There are numerous distinct kinds of DMARDs, each with its own set of side effects and dangers. Methotrexate is the most popular; it is related to adverse events which range from upset stomach and rash to liver toxicity and bone marrow toxicity (and birth defects when used by pregnant women). Another frequent medication, sulfasalazine, has its own long list, varying in seriousness from nausea and fatigue to liver damage, nerve/muscle issues and infections.
A third commonly-used DMARD, leflunomide, is associated with symptoms from diarrhea, runny nose and skin rash to signs of a severe reaction, such as troubled breathing, fever and irregular heartbeat. Despite dangers, the American College of Rheumatology guidelines for treating premature arthritis recommend using combination therapy – therapy with a few DMARDs in conjunction.
Because severe side effects are not common and the risk associated with the development of rheumatoid arthritis are severe, this is thought of as better than decreased medication therapy at the start. However, a new study from Belgium calls into question these recommendations, although more study is required to reevaluate current thinking around the state’s treatment.

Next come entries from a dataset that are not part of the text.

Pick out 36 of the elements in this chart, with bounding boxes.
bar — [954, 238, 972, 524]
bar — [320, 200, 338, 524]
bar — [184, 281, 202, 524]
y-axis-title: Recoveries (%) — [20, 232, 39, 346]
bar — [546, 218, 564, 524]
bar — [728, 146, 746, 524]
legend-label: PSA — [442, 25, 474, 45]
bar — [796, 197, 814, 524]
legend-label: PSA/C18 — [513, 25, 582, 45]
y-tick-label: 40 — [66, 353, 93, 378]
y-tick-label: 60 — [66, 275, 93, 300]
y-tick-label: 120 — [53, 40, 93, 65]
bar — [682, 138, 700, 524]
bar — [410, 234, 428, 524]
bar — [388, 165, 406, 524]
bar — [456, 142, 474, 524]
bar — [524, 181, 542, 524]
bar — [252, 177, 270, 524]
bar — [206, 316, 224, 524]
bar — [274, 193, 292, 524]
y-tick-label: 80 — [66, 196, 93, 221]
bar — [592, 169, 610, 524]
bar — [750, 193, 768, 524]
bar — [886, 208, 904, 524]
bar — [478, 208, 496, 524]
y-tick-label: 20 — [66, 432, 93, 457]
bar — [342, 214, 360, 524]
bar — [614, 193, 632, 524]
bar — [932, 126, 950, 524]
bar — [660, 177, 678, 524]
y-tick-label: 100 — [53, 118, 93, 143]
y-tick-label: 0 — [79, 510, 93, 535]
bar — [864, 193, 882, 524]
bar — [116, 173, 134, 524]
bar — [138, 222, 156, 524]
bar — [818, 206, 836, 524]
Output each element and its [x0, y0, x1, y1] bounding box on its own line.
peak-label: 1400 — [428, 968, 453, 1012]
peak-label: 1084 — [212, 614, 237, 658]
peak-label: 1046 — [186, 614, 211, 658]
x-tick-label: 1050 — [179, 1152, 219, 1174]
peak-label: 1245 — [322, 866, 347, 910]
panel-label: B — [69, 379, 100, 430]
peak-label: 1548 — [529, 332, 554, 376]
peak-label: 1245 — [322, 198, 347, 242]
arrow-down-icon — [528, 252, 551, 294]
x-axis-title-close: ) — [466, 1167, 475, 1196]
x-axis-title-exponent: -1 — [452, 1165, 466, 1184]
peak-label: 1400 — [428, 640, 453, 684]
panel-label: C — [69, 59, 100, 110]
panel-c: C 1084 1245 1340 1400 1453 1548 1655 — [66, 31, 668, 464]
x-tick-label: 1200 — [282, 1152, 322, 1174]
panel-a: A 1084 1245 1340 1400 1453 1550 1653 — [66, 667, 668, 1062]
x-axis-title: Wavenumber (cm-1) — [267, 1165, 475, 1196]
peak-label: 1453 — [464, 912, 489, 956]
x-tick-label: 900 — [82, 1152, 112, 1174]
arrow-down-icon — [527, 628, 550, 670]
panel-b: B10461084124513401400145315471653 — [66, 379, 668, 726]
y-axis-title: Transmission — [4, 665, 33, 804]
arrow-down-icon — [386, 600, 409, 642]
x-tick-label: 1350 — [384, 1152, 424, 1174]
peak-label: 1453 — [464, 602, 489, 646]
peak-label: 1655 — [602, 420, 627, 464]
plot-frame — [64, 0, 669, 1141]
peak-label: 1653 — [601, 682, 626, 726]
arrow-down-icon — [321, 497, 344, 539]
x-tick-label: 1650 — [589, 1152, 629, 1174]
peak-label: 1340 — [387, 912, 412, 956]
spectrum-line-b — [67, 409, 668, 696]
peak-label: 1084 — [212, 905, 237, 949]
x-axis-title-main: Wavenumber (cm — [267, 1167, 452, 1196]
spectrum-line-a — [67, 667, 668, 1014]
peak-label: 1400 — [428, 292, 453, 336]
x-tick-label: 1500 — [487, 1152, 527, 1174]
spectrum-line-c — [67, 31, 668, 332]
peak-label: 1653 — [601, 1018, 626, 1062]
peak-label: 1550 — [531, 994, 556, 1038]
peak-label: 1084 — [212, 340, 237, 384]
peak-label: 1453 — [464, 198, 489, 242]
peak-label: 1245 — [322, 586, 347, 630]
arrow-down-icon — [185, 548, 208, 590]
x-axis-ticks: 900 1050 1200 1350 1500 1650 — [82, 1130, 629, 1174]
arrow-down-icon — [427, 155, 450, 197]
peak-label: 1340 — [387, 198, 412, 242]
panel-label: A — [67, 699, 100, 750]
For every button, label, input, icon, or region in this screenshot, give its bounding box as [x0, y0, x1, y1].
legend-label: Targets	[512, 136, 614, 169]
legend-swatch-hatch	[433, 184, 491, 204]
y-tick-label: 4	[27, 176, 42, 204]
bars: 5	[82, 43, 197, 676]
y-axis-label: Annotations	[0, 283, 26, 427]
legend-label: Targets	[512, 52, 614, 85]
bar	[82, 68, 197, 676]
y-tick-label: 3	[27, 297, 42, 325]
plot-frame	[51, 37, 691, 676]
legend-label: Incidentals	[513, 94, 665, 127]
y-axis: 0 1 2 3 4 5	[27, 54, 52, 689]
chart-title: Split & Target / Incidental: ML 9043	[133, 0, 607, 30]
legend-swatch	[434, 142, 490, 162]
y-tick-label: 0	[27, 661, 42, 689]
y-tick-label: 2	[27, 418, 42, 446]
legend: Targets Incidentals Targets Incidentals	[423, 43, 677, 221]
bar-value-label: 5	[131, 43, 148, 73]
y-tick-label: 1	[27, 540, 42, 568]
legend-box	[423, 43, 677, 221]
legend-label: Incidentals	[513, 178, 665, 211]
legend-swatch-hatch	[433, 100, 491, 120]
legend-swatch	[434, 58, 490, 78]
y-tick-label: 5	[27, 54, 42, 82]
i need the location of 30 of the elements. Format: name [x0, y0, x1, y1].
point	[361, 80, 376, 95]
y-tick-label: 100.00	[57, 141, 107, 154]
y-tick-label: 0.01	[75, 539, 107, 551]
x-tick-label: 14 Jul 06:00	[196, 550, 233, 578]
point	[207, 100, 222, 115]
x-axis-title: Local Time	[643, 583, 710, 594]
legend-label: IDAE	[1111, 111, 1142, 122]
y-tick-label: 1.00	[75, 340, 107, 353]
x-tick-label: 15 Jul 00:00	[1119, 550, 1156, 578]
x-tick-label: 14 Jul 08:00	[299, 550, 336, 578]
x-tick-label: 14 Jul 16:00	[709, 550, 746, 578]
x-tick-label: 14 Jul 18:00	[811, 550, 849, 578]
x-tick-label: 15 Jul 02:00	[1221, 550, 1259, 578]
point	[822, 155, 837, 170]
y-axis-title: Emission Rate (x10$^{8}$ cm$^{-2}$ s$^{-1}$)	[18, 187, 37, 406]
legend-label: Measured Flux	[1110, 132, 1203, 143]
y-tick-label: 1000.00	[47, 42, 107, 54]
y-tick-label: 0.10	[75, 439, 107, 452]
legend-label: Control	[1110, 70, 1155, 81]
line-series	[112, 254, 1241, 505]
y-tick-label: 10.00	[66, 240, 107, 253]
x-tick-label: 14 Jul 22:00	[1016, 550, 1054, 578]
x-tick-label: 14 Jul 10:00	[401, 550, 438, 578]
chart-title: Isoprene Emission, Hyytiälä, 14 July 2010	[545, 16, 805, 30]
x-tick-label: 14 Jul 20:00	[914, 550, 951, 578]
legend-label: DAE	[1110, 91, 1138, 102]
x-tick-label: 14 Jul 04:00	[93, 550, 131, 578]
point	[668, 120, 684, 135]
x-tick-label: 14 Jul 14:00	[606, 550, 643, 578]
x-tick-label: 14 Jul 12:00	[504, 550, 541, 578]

In the analysis, 290 high-risk early rheumatic patients were randomized into one of three treatment groups: methotrexate along with sulfasalazine and a high initial dose of steroids (group 1); methotrexate with leflunomide plus a moderate first steroid dose (group 2); and methotrexate alone with a moderate first steroid dose (group 3). Researchers tracked patients for disease remission and adverse events following 16 weeks of therapy. All three treatment groups afforded similar remission rates – approximately 70 percent of individuals qualified for remission status (it must be noted that this rate is high in comparison to previous research). However, adverse event rates varied considerably.
In group 1 (combination sulfasalazine treatment ), 61.2% reported some adverse event, and 69.1% in group 2 (joint leflunomide treatment ) reported side effects. However, only 46.9percent in the single DMARD group did so. While almost half of patients in a treatment group reporting negative effects is nothing to sneeze at, the similar rates of remission compared to the various rates of side effects between groups stands in support of single DMARD use. Naturally, more research is needed to confirm these results. However, the results are promising to the many rheumatic patients that will be looking for the safest, most effective treatment route possible.